Two years later he was off to South Africa to cover the Boer War, some how filling both the role of a Lieutenant in the Army and as a war correspondent for a London newspaper. He was captured by the Boer Commandoes, imprisoned, escaped to make his way across 300 miles of hostile territory, and then send off his colourful dispatch to the Morning Post. This escapade brought him fame.

Boer Wanted poster
Boer "Wanted" poster in Dutch, with translation.
Churchill won international fame with a price on his head.
On the night of December 12, 1899, the twenty-five-year-old war correspondent
escaped from Boer captivity by climbing over the wall of the
States Model School in Pretoria, where he was held prisoner.
A reward of £25 was issued for his recapture.
A description circulated by the Boer authorities noted that
he could not speak a word of Dutch. Despite this, and
after some adventures, Churchill made it to safety.

Censorship at Army Head Quarters.
During WW1, Lord Kitchener who despised War Correspondents and called them "drunken swabs," had burdened them with a conducting officer who travelled with his own correspondent, read all dispatches, and controlled just where and when he visited the front. Kitchener sent out orders making it a shooting offense to be caught taking photographs in the trenches.
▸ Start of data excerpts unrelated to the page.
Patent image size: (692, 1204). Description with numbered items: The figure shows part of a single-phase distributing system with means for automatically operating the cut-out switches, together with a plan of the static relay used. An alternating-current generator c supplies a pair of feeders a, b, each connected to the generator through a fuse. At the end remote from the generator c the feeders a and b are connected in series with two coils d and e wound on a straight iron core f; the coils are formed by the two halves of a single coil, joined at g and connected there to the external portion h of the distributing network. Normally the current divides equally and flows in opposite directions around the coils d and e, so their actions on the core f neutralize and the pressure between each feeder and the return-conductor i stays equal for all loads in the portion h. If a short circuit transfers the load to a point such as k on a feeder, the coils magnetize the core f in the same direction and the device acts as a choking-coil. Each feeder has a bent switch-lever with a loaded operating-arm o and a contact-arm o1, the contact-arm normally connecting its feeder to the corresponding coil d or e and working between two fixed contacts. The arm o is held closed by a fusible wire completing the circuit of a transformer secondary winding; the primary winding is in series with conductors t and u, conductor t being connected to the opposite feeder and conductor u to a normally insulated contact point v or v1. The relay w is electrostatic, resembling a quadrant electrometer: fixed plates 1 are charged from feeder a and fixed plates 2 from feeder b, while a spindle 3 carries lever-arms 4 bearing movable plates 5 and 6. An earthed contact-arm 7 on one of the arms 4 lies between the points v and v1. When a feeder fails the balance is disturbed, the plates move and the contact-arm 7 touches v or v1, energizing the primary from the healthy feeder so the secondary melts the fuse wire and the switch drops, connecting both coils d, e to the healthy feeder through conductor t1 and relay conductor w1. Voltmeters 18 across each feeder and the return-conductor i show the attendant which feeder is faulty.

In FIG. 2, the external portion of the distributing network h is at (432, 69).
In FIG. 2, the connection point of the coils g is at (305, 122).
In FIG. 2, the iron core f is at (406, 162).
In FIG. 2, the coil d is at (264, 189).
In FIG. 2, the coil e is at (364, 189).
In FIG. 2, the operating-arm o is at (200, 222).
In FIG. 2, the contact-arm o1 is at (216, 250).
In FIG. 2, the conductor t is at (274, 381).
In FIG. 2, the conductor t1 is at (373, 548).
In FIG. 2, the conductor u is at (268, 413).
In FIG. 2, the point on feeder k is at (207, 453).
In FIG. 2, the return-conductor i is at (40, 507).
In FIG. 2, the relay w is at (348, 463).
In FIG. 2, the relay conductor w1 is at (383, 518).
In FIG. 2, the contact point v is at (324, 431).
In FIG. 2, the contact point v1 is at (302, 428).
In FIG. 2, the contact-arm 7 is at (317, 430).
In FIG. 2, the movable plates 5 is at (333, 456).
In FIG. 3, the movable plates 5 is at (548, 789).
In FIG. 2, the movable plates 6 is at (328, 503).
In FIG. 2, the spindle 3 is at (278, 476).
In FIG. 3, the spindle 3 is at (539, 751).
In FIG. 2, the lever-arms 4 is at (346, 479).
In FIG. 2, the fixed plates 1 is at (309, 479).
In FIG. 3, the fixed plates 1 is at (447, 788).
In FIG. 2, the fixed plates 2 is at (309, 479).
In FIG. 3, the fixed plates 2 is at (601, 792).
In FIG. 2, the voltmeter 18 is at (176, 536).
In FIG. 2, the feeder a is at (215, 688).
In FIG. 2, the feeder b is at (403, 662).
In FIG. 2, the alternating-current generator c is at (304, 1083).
With the United States entering the war, General John J. Pershing in command of the Allied Expeditionary Forces applied censorship to all American correspondents. The Chicago Tribune's Floyd Gibbons bucked Pershing's limiting edict on unauthorised visits to the front, but paid the price by being machine gunned by German soldiers as he joined a platoon of Marines at Belleau Wood in June of 1918, and lost an eye as a result.

Charge of the 21st Lancers at Omdurman: 2 September 1898
Charge of the 21st Lancers at Omdurman: 2 September 1898

It took two weeks for Australians at home to even hear about the landings at Anzac Cove on April 25th. in 1915, and then they had to rely on a British correspondent for news. Charles Bean was the only Australian war correspondent to stay on the Gallipoli Peninsula for the total length of that campaign.

Keith Murdoch from the Melbourne Herald visited there but briefly on his way to London to take up a position there. He strongly critiscised the top British Command at Gallipoli, was quite scathing about General Hamiliton in his letter, about conditions and decisions made at Gallipoli which was provided for the Dardanelles Committee, eventually the House of Lords recommended the removal of Hamiliton and that Gallipoli be evacuated. The power of a correspondent's pen being really demonstrated.

Australian correspondent Chester Wilmot was a great reporter on Europe, his book " The Struggle for Europe" became a best seller, but Wilmot died in an aircraft accident in the Mediterranean on June 10yh. 1954.

Another well known and respected Australian, Alan Moorehead covered the North African campaign with style and succinct dispatches, he wrote a best seller too, " Desert War, the North African Campaign 1940-1943."

Ernest Hemingway reported on WW2 in France, but tended to do his own thing, he had his own jeep following the exploits of a group of French Resistance fighters.

Ernie Pyle
Ernie Pyle

Eisenhower attracted a large press corps at his HQ in Europe, they mostly reported the big picture, but the celebrated US correspondent, Ernie Pyle wrote a column that was used in 300 daily papers and 10,000 weeklies in the United States, so one may well imagine the clout he carried. His forte was to concentrate on individual soldiers, the average Grunt, doing it the hard way, as he marched across France and then Germany. He wrote articles using phrases such as: " I love the Infantry because they are the underdogs."

Pyle went on to follow the island hopping US Marines in the Pacific war, and on Ie Shima was killed on April 8th. 1945 with the war having but a few more months to run. He was one of 37 American correspondents to die in WW2.

In the struggle of Australian and US troops in New Guinea against a fanatical Japanese foe, the famed Australian photographer Damien Parer shot some superb black and white footage, recording the plight of our struggling soldiers in the awful conditions of mud, jungle, malaria, before he too was struck down.

War photographer Damien Parer
War photographer Damien Parer photographed with two diggers in the Mubo sector,
New Guinea, 1943-08. This picture was taken shortly after Parer had distinguished himself
by helping to carry a badly wounded soldier to safety during an attack on Goodview Junction.
Acknowledgment Australian War Memorial
Negative Number 044147

Post WW2.
With the advent of Vietnam, it became the first time that war was beamed by Telivision directly into our living rooms all across the world. This method of reporting was probably responsible for building up a public dislike for an unpopular war that seemed we could not win, eventually the public at large caused a withdrawal from that war zone.

There after governmental control of war correspondents tightened, in the Gulf War we saw the arrival of the embedded correspondent, shackled to a specific unit, and basically reporting what the Commanders want us to hear.

In Iraq, correspondents are even further isolated, many stuck in the Green Zone in the capital Baghdad, reporting on the ever present car bombings.

Over time, the role of the front line war correspondent relying on his wits, ability, and taking the same risks as the fighting man in the thick of the action, has changed dramatically, we now seek the instant report by satellite, like that provided by CNN.

For the lack of War Correspondents of the calibre and independence of Pyle, Wilmot, Moorehead, and Parer we are indeed the poorer.